II. Haushaltsrechtliche Deckung
Der Planansatz aus
Erträgen beim Produkt Zweitwohnungssteuer für das Jahr 2012 beträgt 145.000 €.
III. Folgekosten
Personalaufwendungen 2012: 43.260
EUR
Sachkostenaufwendungen
2012: 12.200 EUR
IV. Begründung
A.
Allgemeines
Alle Einwohner können die Esslinger Infrastruktur und die
städtischen Einrichtungen in Anspruch nehmen. Die Stadt Esslingen am Neckar
erhält zur Finanzierung dieser Aufgaben für jeden gemeldeten Hauptwohnsitz
Finanzzuweisungen, wohingegen die Nebenwohnsitzinhaber nicht zur Finanzierung
in dieser Form beitragen. Die Zweitwohnungssteuer kann folglich dafür sorgen,
dass Nebenwohnsitzinhaber einen finanziellen Beitrag für das Gemeinwohl
leisten.
B.
Satzungsrelevante Voraussetzungen
1. Rechtsgrundlagen
Grundlage zur Erhebung einer Zweitwohnungssteuer ist Artikel 105
Abs. 2 a des Grundgesetzes, wonach die Länder „örtliche Verbrauchs- und
Aufwandssteuern“ erheben können. Diese Gesetzgebungskompetenz haben fast alle
Länder den Gemeinden übertragen.
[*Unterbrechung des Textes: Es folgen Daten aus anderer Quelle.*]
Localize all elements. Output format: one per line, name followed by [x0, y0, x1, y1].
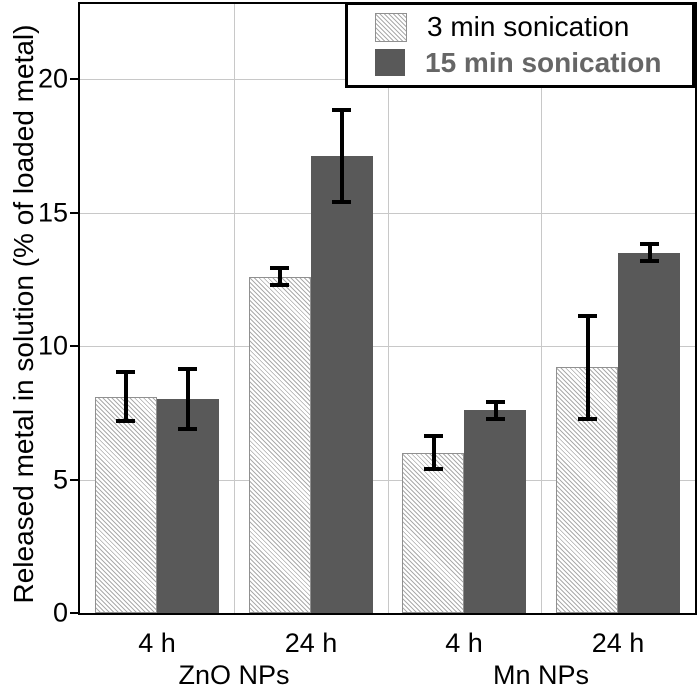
legend-swatch-solid-icon — [375, 49, 405, 77]
error-bar — [332, 108, 351, 204]
error-bar-cap-bottom — [332, 200, 351, 204]
y-tick-mark — [70, 612, 78, 614]
error-bar-stem — [123, 370, 128, 423]
horizontal-gridline — [80, 479, 695, 481]
y-tick-mark — [70, 211, 78, 214]
y-tick-mark — [70, 78, 78, 80]
vertical-gridline — [541, 4, 542, 613]
x-tick-label: 24 h — [591, 628, 645, 658]
bar-15min-group2 — [464, 410, 526, 613]
error-bar — [178, 367, 197, 431]
legend-entry-15min: 15 min sonication — [375, 46, 692, 79]
error-bar-stem — [647, 242, 652, 263]
error-bar-stem — [493, 400, 498, 421]
legend: 3 min sonication 15 min sonication — [345, 2, 695, 88]
y-tick-mark — [70, 478, 78, 481]
x-group-label: Mn NPs — [492, 660, 590, 690]
error-bar — [640, 242, 659, 263]
error-bar-stem — [277, 266, 282, 287]
error-bar-cap-bottom — [270, 283, 289, 287]
y-tick-mark — [70, 345, 78, 347]
horizontal-gridline — [80, 346, 695, 347]
error-bar — [578, 314, 597, 421]
bar-15min-group0 — [157, 399, 219, 613]
error-bar-stem — [339, 108, 344, 204]
bar-15min-group1 — [311, 156, 373, 613]
error-bar-stem — [431, 434, 436, 471]
error-bar-stem — [185, 367, 190, 431]
bar-3min-group1 — [249, 277, 311, 613]
legend-label-3min: 3 min sonication — [427, 10, 630, 42]
vertical-gridline — [388, 4, 389, 613]
y-tick-label: 15 — [37, 197, 68, 227]
error-bar-cap-bottom — [424, 467, 443, 471]
error-bar-cap-bottom — [640, 259, 659, 263]
horizontal-gridline — [80, 212, 695, 214]
error-bar — [270, 266, 289, 287]
error-bar-stem — [585, 314, 590, 421]
legend-swatch-hatched-icon — [375, 12, 407, 42]
x-group-label: ZnO NPs — [178, 660, 290, 690]
y-axis-label: Released metal in solution (% of loaded … — [8, 24, 39, 604]
x-tick-label: 4 h — [445, 628, 483, 658]
error-bar — [424, 434, 443, 471]
error-bar-cap-bottom — [116, 419, 135, 423]
legend-entry-3min: 3 min sonication — [375, 10, 692, 43]
y-tick-label: 20 — [37, 63, 68, 94]
legend-label-15min: 15 min sonication — [425, 46, 662, 78]
error-bar-cap-bottom — [178, 427, 197, 431]
y-tick-label: 10 — [37, 330, 68, 361]
error-bar-cap-bottom — [486, 417, 505, 421]
error-bar — [486, 400, 505, 421]
x-tick-label: 24 h — [284, 628, 338, 658]
x-tick-label: 4 h — [138, 628, 176, 658]
bar-15min-group3 — [618, 253, 680, 613]
bar-3min-group0 — [95, 397, 157, 613]
bar-3min-group2 — [402, 453, 464, 613]
plot-area — [78, 2, 697, 615]
vertical-gridline — [234, 4, 235, 613]
error-bar — [116, 370, 135, 423]
y-tick-label: 0 — [52, 597, 68, 628]
error-bar-cap-bottom — [578, 417, 597, 421]
y-tick-label: 5 — [52, 464, 68, 494]
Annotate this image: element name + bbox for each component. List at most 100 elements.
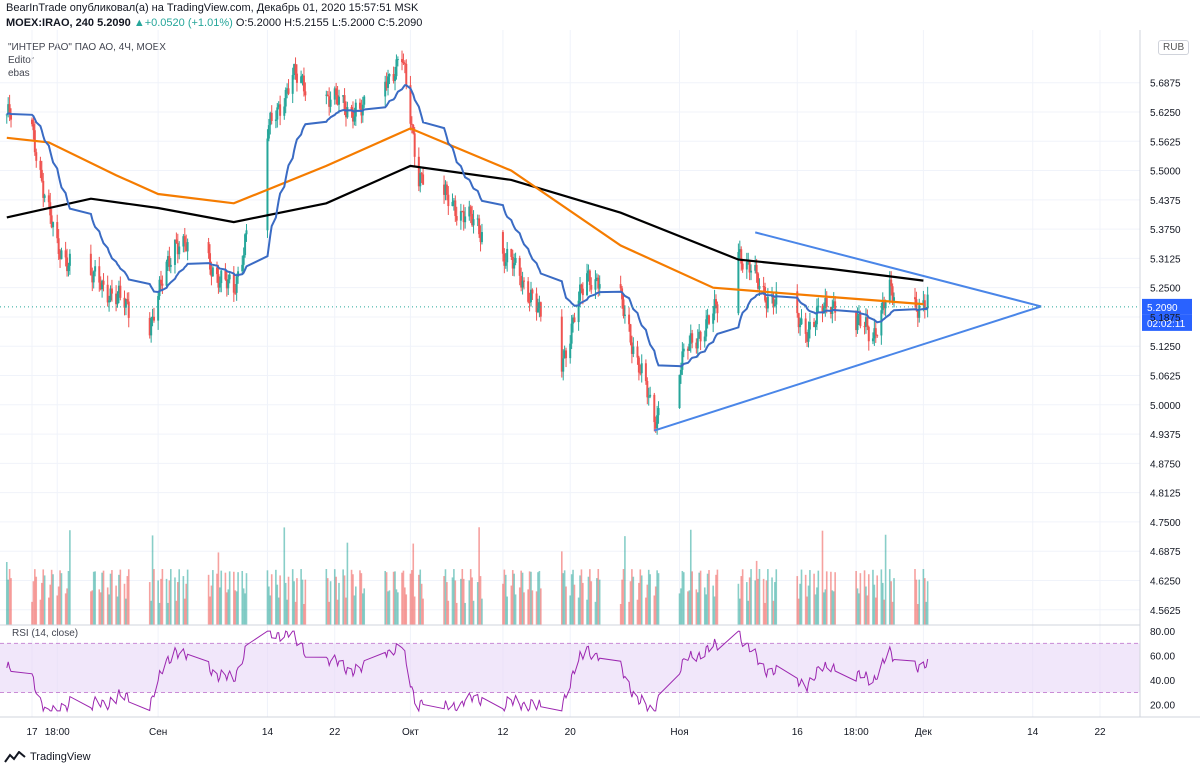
volume-bar	[739, 598, 741, 625]
volume-bar	[750, 569, 752, 625]
candle-body	[632, 346, 635, 354]
candle-body	[800, 318, 803, 325]
currency-badge[interactable]: RUB	[1158, 40, 1190, 55]
volume-bar	[404, 587, 406, 625]
volume-bar	[275, 569, 277, 625]
candle-body	[577, 300, 580, 323]
candle-body	[363, 96, 366, 105]
candle-body	[241, 264, 244, 272]
candle-body	[245, 230, 248, 235]
series-legend-title[interactable]: "ИНТЕР РАО" ПАО АО, 4Ч, MOEX	[8, 42, 166, 53]
candle-body	[110, 288, 113, 294]
volume-bar	[217, 552, 220, 625]
moving-averages	[6, 84, 929, 368]
volume-bar	[580, 569, 583, 625]
candle-body	[5, 114, 8, 116]
volume-bar	[183, 598, 186, 625]
candle-body	[656, 415, 659, 429]
candle-body	[216, 267, 219, 275]
volume-bar	[806, 596, 808, 625]
x-tick-label: 18:00	[45, 727, 70, 738]
candle-body	[57, 238, 60, 254]
candle-body	[304, 91, 307, 96]
volume-bar	[401, 572, 403, 625]
y-tick-label: 5.6250	[1150, 108, 1181, 119]
volume-bar	[216, 573, 218, 625]
candle-body	[420, 173, 423, 175]
candle-body	[186, 242, 189, 252]
volume-bar	[924, 578, 926, 625]
volume-bar	[691, 571, 693, 625]
candle-body	[822, 308, 825, 314]
candle-body	[342, 95, 345, 97]
volume-bar	[619, 603, 622, 625]
volume-bar	[227, 589, 230, 625]
x-tick-label: 20	[565, 727, 577, 738]
candle-body	[737, 252, 740, 314]
x-tick-label: 12	[497, 727, 509, 738]
candle-body	[579, 284, 582, 301]
volume-bar	[167, 602, 169, 625]
volume-bar	[563, 570, 566, 625]
candle-body	[276, 107, 279, 120]
volume-bar	[279, 575, 281, 625]
volume-bar	[174, 577, 176, 625]
volume-bar	[640, 575, 643, 625]
ma100-line	[6, 127, 924, 306]
volume-bar	[90, 591, 92, 625]
candle-body	[354, 102, 357, 117]
candle-body	[468, 206, 471, 217]
candle-body	[56, 222, 59, 239]
volume-bar	[56, 595, 59, 625]
candle-body	[464, 216, 467, 223]
volume-bar	[528, 571, 531, 625]
candle-body	[629, 324, 632, 343]
volume-bar	[388, 590, 391, 625]
tradingview-logo[interactable]: TradingView	[4, 751, 91, 763]
candle-body	[825, 297, 828, 307]
candle-body	[329, 99, 332, 107]
volume-bar	[291, 569, 294, 625]
candle-body	[353, 116, 356, 122]
volume-bar	[392, 571, 395, 625]
volume-bar	[283, 527, 286, 625]
candle-body	[565, 350, 568, 359]
candle-body	[890, 279, 893, 287]
axes: 5.6875 5.6250 5.5625 5.5000 5.4375 5.3750 5.31…	[0, 30, 1200, 738]
volume-bar	[573, 584, 576, 625]
candle-body	[210, 269, 213, 277]
volume-bar	[800, 569, 803, 625]
candle-body	[581, 288, 584, 296]
volume-bar	[362, 593, 364, 625]
candle-body	[630, 342, 633, 354]
volume-bar	[807, 585, 810, 625]
candle-body	[506, 248, 509, 263]
volume-bar	[540, 588, 542, 625]
candle-body	[580, 284, 583, 289]
candle-body	[522, 280, 525, 282]
symbol-name[interactable]: MOEX:IRAO, 240	[6, 17, 95, 29]
volume-bar	[628, 601, 630, 625]
candle-body	[396, 59, 399, 61]
candle-body	[119, 285, 122, 298]
volume-bar	[464, 602, 466, 625]
candle-body	[417, 156, 420, 187]
candle-body	[535, 293, 538, 313]
candle-body	[824, 297, 827, 309]
volume-bar	[111, 570, 113, 625]
volume-bar	[654, 586, 657, 625]
candle-body	[708, 315, 711, 324]
rsi-tick-label: 60.00	[1150, 652, 1175, 663]
candle-body	[815, 307, 818, 325]
volume-bar	[343, 575, 346, 625]
candle-body	[657, 408, 660, 416]
candle-body	[804, 318, 807, 334]
candle-body	[740, 249, 743, 264]
candle-body	[287, 88, 290, 94]
y-tick-label: 5.3750	[1150, 225, 1181, 236]
volume-bar	[872, 569, 874, 625]
y-tick-label: 5.5625	[1150, 137, 1181, 148]
candle-body	[64, 250, 67, 258]
volume-bar	[883, 599, 885, 625]
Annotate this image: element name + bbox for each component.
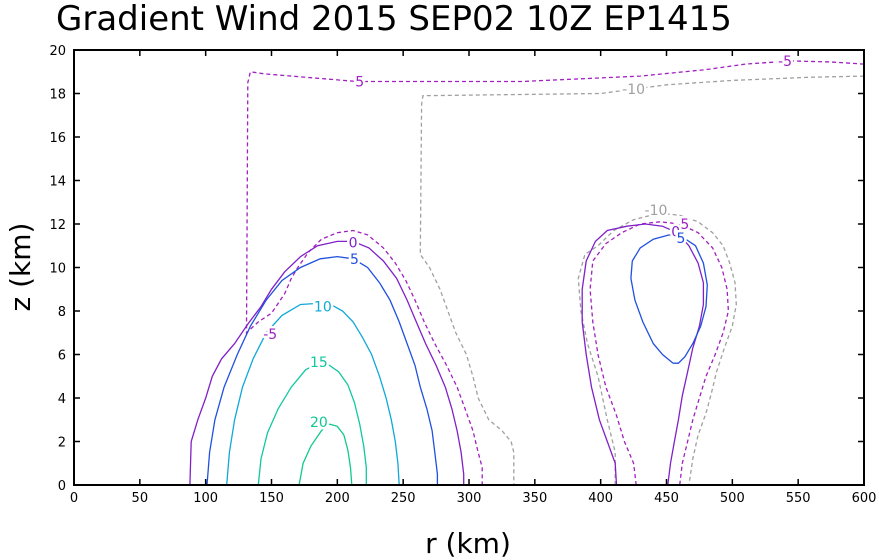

In Baden-Württemberg ist es in § 9 Abs. 4
Kommunalabgabengesetz normiert. Danach können die Gemeinden in Baden
Württemberg eine Zweitwohnungssteuer erheben.
Ursprünglich
nutzten vor allem Fremdenverkehrsgemeinden das Instrument der
Zweitwohnungssteuer zur weiteren Deckung des Aufwands für die Herstellung und
Unterhaltung öffentlicher Einrichtungen. Später führten auch Studentenstädte
diese Steuer zur Erhöhung der Einwohnerzahlen ein, um damit höhere Einnahmen im
Rahmen des kommunalen Steuerausgleichs zu erzielen.
2. Steuergegenstand
Wesentliches Merkmal einer Aufwandssteuer ist die Besteuerung
einer besonderen wirtschaftlichen Leistungsfähigkeit. Das ist nicht schon dann
der Fall, wenn eine Steuer überhaupt an die wirtschaftliche Leistungsfähigkeit
anknüpft. Begriffsmerkmal der Aufwandssteuern ist nach der Definition des
Bundesverfassungsgerichts vielmehr, dass sie eine über die Befriedigung des
allgemeinen Lebensbedarfs hinausgehende Verwendung von Einkommen und Vermögen
erfassen.
Ob der
Aufwand im Einzelfall diese Leistungsfähigkeit überschreitet, ist für die
Steuerpflicht unerheblich. Bundesrechtlich kommt es nur darauf an, dass mit der
Erstwohnung das Grundbedürfnis „Wohnen“ als Teil des persönlichen Lebensbedarfs
abgedeckt wird. Das ist der Fall, wenn ein Steuerpflichtiger die Erstwohnung
als Hauptwohnung angemeldet hat. Damit erklärt der Steuerpflichtige, dass er
die Erstwohnung vorwiegend nutzt. Dies indiziert
wiederum, dass dort auch typischerweise das allgemeine Wohnbedürfnis abgedeckt
wird. Wird somit das menschliche Grundbedürfnis „Wohnen“ bereits in der als
Hauptwohnung angemeldeten Erstwohnung gedeckt, stellt das Innehaben einer
weiteren Wohnung einen zusätzlichen Aufwand dar, der typischerweise eine
wirtschaftliche Leistungsfähigkeit indiziert. Entscheidend ist, dass das
menschliche Grundbedürfnis Wohnen bereits in der Erstwohnung abgedeckt ist (Auszug
aus dem Urteil des BVerwG vom 17.09.2008).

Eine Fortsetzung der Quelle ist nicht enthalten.